Mark Kozelek What’s Next To The Moon.
As someone who sincerely believes that the absolute freaking peaking pinnacle of this ‘music’ thing we all like is AC/DC Powerage* how was I ever going to resist this LP? especially as it is named after my joint favourite Powerage track? especially as the other joint favourite is this LP’s opener? especially as I have come to worship the Red House Painter’s slow-e-motion charms? especially as the cover features moody shots of train tracks and cars**? especially as I wanted it from the moment I first read about it back in 2001? especially when it got released on LP for the first time as a limited edition of 1700 for RSD 2015?
No resistance at all from me.
What’s Next To The Moon is an excellent collection of solo acoustic Young/Young/Scott AC/DC covers. I know, I know what you’re thinking that by 2019 the surprising/inappropriate-slow-acoustic-acapella cover of a happy song is the absolute staple of TV show themes and marketing campaigns^^, way back in the year 2001 this was not the case. In Red House Painters Kozelek had already done the do on KISS’ ‘Shock Me’, so he had his ear tuned right for this kind of thang.
Kozelek picks 10 AC/DC album tracks for this LP, with a fairly even distribution weighted towards the mighty Powerage (which tops the table with 3) including the laudably obscure ‘You Ain’t Got A Hold On Me’ from the Aussie version of High Voltage. I like the way there are a few tracks I’d consider ‘lesser treasures’ here such as ‘If You Want Blood’ and ‘Love Hungry Man’ getting their day in the acoustic sun. Kozelek tweaks the lyrics ever so slightly from time to time and cuts back the repetition in the choruses a bit, necessarily.
Some tracks on What’s Next To The Moon work better than others, which is to be expected. Before I bang on about the title track at unnecessary length here are the best bits:
- Up To My Neck In You: a lovely chiming song full of yearning and plaintive love^*.
- Love Hungry Man: gorgeous melodies and gentle uncertainties abound.
- Bad Boy Boogie: some lovely picking and somewhat resigned rebellion.
- If You Want Blood: a tough-strumming acoustic act of defiance.
- Walk All Over You: it’s a tentative song about love and self-subjugation, not about aggressive sex at all, who knew?
For me, as well as the novelty of the idea, What’s Next To The Moon is all about, umm, ‘What’s Next To The Moon’; it does not disappoint.
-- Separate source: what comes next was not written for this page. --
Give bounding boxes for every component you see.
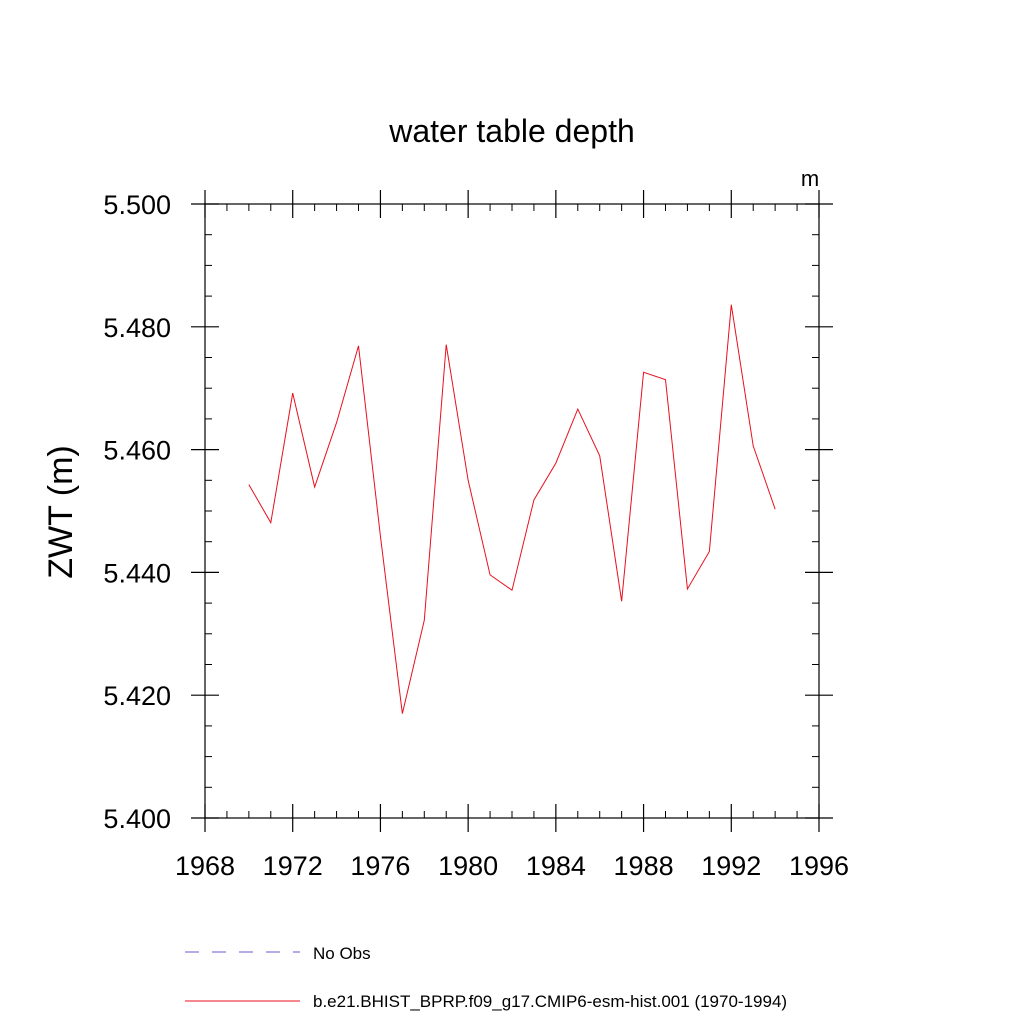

Kozelek reinterprets it as a faintly menacing percussive murder ballad, which is about right, although a couple of lyrics are tweaked. We’re right in Mark Lanegan’s bailiwick here. My particular favourite bit is where Kozelek goes all Bobby McFerrin on us and sings us a guitar solo.
Tied my baby to the railroad track
Train rolling down the line
Givin’ that woman just one more chance
To give it to me one more time
Engineer wishin’ he was home in bed
Dreamin’ about Casey Jones
Wide-eyed woman with a hole in her head
Crying over broken bones
‘What’s Next To The Moon’ does exactly what all the best covers do, they make us look at something we know and love in a different light, show us something new refracted through another’s gaze. No mean trick.
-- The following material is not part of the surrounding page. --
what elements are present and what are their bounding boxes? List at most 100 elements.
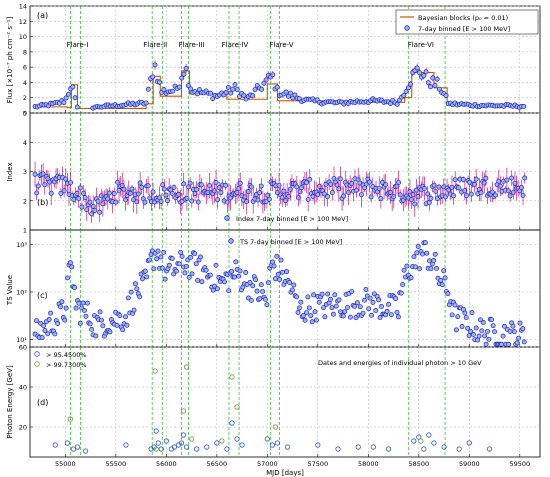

To a greater or lesser extent the same is true for the whole of What’s Next To The Moon. Mark Kozelek teases out a certain uncertainty from these songs and suggests that there may be something occasionally deeper underlying all the machismo on show, maybe even (whisper it!) feelings; whether there actually is or not, or whether his interpretations are more of a reflection of his own mental topography is another matter. The most Red House Painterly track here is ‘Love Hungry Man’ and Kozelek does indeed conjure soul from base material.
As much as I want him to follow this up with a second collection called Big Balls*^, a more instructive exercise might be to try and do the same with the Johnson era of AC/DC. I loved the man as the band’s singer but his, ahem, straight-forward lyrical style would not I suspect lend itself to such interpretation/extrapolation of vulnerability. Please feel free to contain your howls of derisive laughter when in 5 years I’m here wittering on about how Kozelek has managed to illuminate hitherto undreamed of depths of emotion in ‘Sink The Pink’ and the gentle torment that has always been an inherent quality for me in ‘Heatseeker’.
What’s Next To The Moon will do fine until then, a collection of covers that mostly embellish and elucidate the originals, in the way that covers should but so rarely do; mind you most covers LPs cannot boast a talent a quarter as talented as Mark Kozelek.
971 Down.
*and all human culture thus far.
**referencing the lyrics of said titular track^.
^lord, how I love the word ‘titular’, a word that can both make me giggle and feel wiser simultaneously.
^^how long until we have some daft bastard sad-crooning ‘Hell Bent For Leather’, or ‘Long Stick Goes Boom’ at us like he’s dawdling on the way to his father’s funeral as the theme tune for True Detective: 4 ?
^*and there was me thinking it was all a dodgy, pounding double entendre (repeat comment for every single track here).
*^good luck teasing gentle melodies and plaintive yearning out of that title track.